Damien Thorne - "End Of The Game" (CD)
"End Of The Game" track listing:
1. The Clincher
2. Face Reality
3. Me Against The World
5. You'll Come Around
8. Fistful Of Regret
9. End Of The Game
10. Not Without A Fight
12. Curtain Call
14. Escape Or Die 2012
Reviewed by EdgeoftheWorld on November 14, 2011
Rocking a style that adds a little extra thrash to the New Wave Of British Heavy Metal sound, Damien Thorne's "End Of The Game" would be an ideal listen for fans of early '80s metal — but for one thing. Unfortunately, that one thing is singer Martin DeBourge's vocals, which range from adequate-at-best to grating, depending on the track.

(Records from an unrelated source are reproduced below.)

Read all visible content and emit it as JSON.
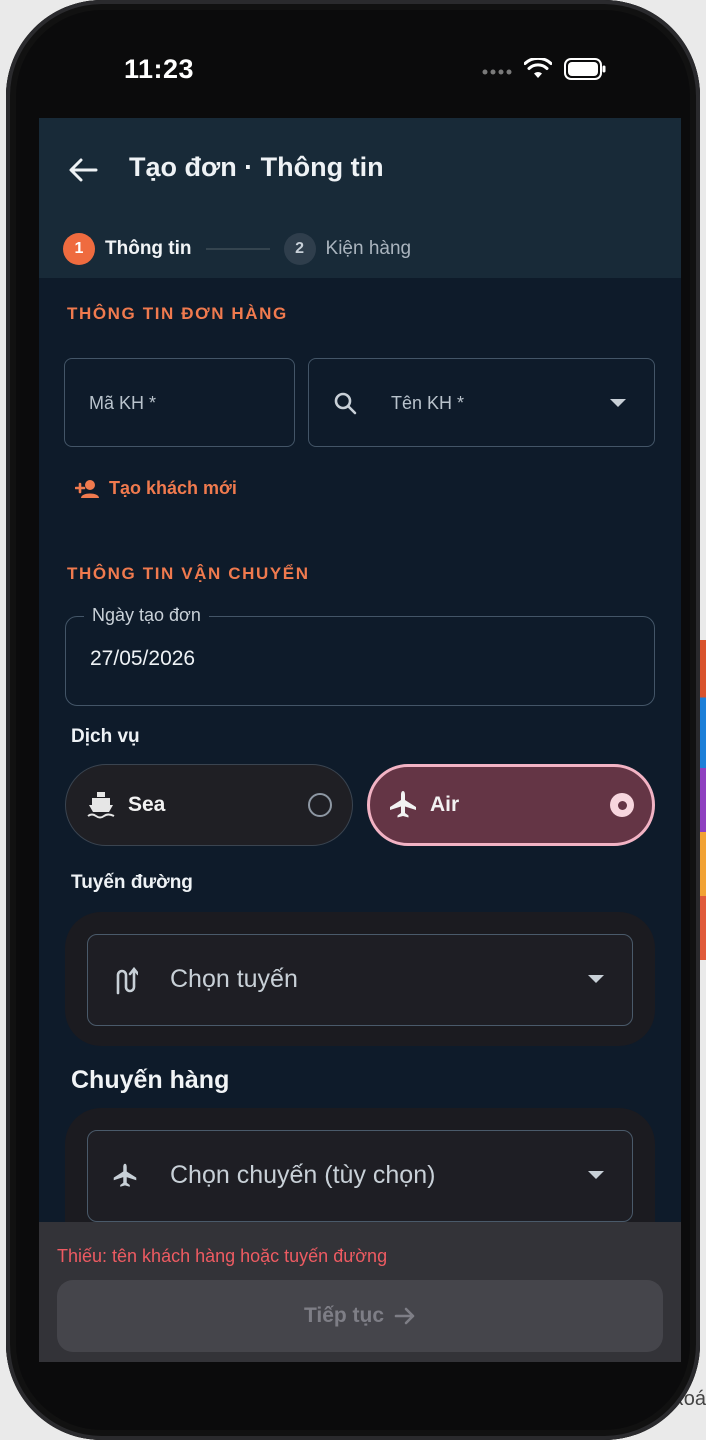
{
  "status_bar": {
    "time": "11:23"
  },
  "appbar": {
    "title": "Tạo đơn · Thông tin"
  },
  "stepper": {
    "steps": [
      {
        "number": "1",
        "label": "Thông tin",
        "active": true
      },
      {
        "number": "2",
        "label": "Kiện hàng",
        "active": false
      }
    ]
  },
  "order_section": {
    "title": "THÔNG TIN ĐƠN HÀNG",
    "customer_code_placeholder": "Mã KH *",
    "customer_name_placeholder": "Tên KH *",
    "new_customer_link": "Tạo khách mới"
  },
  "shipping_section": {
    "title": "THÔNG TIN VẬN CHUYỂN",
    "date_label": "Ngày tạo đơn",
    "date_value": "27/05/2026",
    "service_label": "Dịch vụ",
    "services": [
      {
        "label": "Sea",
        "icon": "ship-icon",
        "selected": false
      },
      {
        "label": "Air",
        "icon": "plane-icon",
        "selected": true
      }
    ],
    "route_label": "Tuyến đường",
    "route_placeholder": "Chọn tuyến",
    "shipment_heading": "Chuyến hàng",
    "shipment_placeholder": "Chọn chuyến (tùy chọn)"
  },
  "footer": {
    "warning": "Thiếu: tên khách hàng hoặc tuyến đường",
    "next_label": "Tiếp tục"
  },
  "background_peek": {
    "text": "Xoá"
  },
  "colors": {
    "accent": "#ef6b3f",
    "error": "#ee5b62",
    "selected_pill": "#643545",
    "appbar": "#182a38",
    "screen_bg": "#0e1b2a"
  }
}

It's unfortunate, too, because the album features excellent guitar work from Ken Manda, whose solos are the high points of tracks like "The Clincher" and "Indulgence." He and bassist Rick Browz really get a chance to show their chops on the superb instrumental "Tarantula," which features Browz heading into Steve Harris territory with a speeding gallop.
There are some excellent riffs as well, like the opener of "You'll Come Around," which channels early Iron Maiden, and the stomp that powers "End Of The Game." The quiet opening of "Not Without A Fight" is also excellent instrumentally — in addition to being the one time the vocals exceed their usual mediocrity.
DeBourge's vocals grate on nearly every track, with a whiny quality that is completely at odds with the instrumentation. The moment he enters the mix on "The Clincher" stops the track dead in its tracks — and (forgive the pun based on the band's name), it's an omen of things to come on nearly every other song. Tracks like "Psychosis" feel like he's stretching for notes barely within his range.
Subpar vocals largely wreck what could have been an excellent slice of early '80s-style metal on Damien Thorne's "End Of The Game." If you can get past that, there's some better-than-average guitar-playing and hooks.
Highs: Excellent guitar solos on "The Clincher" and "Indulgence"
Lows: Bad vocals mar nearly every track.
Bottom line: Grating vocals shred what could've been an enjoyable early '80s-style metal experience.